Though few maps of the elder days detail the lands east of the Sea of Rhûn, last (with the possible exception of the Sea of Nurnen) remnant of the once great Sea of Helcar after the destruction of the War of Wrath, we do have many clues as to its general features, all of which seem to support a recently released reconstruction of the region:
Noted crypto-historians, utilizing primary sources, have noted that the four “lost” clans of Dwarves who dwelt in the Eastern Mountains (Ironfists, Stiffbeards, Blacklocks, and Stonefoots) were separated from their Gundabad bretheren “at distances as great or greater than that between the Blue Mountains and Gundabad.” Combining this information with the few surviving maps of the region and it becomes evident that these dwarven clans dwelt in the Orocarni (The Red Mountains), that ancient range of mountains upon whose southwestern foothills awoke the very elves themselves, far back at the dawn of the world as we know it:
By the starlit mere of Cuiviénen, Water of Awakening, they rose from the sleep of Ilúvatar; and while they dwelt yet silent by Cuiviénen their eyes beheld first of all things the stars of heaven. Therefore they have ever loved the starlight, and have revered Varda Elentári above all the Valar.

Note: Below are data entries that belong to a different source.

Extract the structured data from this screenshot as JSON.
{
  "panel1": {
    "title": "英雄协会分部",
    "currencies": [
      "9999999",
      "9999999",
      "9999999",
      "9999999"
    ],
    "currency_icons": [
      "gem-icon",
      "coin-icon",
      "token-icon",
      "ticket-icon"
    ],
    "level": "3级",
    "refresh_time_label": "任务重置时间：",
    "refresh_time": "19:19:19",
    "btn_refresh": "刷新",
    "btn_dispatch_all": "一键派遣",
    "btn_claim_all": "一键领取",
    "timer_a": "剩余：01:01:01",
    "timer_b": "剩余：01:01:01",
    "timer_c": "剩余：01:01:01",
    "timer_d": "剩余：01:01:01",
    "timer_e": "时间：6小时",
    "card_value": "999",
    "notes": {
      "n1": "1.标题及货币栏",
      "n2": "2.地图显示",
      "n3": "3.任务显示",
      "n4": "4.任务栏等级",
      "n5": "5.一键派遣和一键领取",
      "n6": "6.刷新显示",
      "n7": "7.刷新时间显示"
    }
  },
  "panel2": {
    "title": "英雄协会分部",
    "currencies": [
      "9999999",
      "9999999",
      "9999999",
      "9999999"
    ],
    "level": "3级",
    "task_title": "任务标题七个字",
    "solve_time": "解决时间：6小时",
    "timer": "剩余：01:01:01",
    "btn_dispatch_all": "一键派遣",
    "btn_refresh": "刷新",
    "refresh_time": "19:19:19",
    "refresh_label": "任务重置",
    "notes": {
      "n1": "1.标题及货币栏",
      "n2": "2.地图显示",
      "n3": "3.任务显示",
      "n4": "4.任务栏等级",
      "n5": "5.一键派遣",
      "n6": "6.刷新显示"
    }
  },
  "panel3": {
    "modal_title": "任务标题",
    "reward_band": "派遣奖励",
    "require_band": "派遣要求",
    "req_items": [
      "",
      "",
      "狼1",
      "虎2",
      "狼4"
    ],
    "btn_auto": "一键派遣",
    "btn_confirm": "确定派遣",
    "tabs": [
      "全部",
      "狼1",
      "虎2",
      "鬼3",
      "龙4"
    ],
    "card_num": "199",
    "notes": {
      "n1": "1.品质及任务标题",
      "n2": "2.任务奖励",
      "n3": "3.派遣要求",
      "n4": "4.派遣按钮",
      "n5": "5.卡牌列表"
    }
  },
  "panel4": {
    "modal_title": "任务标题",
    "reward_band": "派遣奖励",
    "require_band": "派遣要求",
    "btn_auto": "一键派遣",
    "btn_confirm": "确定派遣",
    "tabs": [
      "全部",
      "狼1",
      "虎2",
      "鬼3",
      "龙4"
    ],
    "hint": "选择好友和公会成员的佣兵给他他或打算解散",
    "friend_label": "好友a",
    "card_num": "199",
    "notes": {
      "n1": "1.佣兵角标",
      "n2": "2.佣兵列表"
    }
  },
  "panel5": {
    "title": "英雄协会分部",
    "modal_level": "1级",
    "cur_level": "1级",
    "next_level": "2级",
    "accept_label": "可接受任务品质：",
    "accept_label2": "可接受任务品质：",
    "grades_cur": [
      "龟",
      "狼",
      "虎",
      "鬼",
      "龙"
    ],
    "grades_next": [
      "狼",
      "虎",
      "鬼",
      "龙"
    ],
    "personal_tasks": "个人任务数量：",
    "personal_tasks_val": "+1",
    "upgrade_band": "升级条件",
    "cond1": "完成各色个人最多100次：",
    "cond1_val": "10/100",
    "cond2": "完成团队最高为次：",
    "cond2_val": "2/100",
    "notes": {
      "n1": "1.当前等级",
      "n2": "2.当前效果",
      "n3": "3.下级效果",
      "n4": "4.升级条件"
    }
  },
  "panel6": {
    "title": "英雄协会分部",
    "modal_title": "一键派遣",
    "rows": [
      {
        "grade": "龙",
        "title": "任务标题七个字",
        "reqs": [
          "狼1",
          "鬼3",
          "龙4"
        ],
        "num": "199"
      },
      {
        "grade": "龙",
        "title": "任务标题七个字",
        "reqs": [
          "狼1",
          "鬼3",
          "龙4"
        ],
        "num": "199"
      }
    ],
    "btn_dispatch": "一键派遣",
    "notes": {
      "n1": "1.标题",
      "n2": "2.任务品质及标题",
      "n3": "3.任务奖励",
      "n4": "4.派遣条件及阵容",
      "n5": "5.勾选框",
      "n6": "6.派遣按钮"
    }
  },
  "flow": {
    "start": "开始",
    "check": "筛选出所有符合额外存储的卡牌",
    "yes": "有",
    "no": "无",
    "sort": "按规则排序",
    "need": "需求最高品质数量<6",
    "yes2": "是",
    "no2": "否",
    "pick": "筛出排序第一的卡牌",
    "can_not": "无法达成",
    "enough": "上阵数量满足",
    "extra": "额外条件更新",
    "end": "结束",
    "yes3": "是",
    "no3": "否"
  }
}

In the changes of the world the shapes of lands and of seas have been broken and remade; rivers have not kept their courses, neither have mountains remained steadfast; and to Cuiviénen there is no returning. But it is said among the Elves that it lay far off in the east of Middle-earth, and northward, and it was a bay in the Inland Sea of Helcar; and that sea stood where aforetime the roots of the mountain of Illuin had been before Melkor overthrew it. Many waters flowed down thither from heights in the east, and the first sound that was heard by the Elves was the sound of water flowing, and the sound of water falling over stone.
The forest that blanketed its southern and western slopes was called the Wild Wood, and it was a place of verdant greenery thriving atop new, hungry roots, every burrowing down to those places where no frost can reach. So beautiful was this forest, that, when Oromë, full of the hubris of the Gods, summoned the elves to come dwell with him in Aman, there were those who refused his prideful call:
Many refused the summons, preferring the starlight and the wide spaces of Middle-earth to the rumour of the Trees; and these are the Avari, the Unwilling, and they were sundered in that time from the Eldar, and met never again until many ages were past.
The Avari recognized the beauty of that wild land, and respected their starlit corner of the world beyond all else, even the tree-wrought light of the Valar themselves.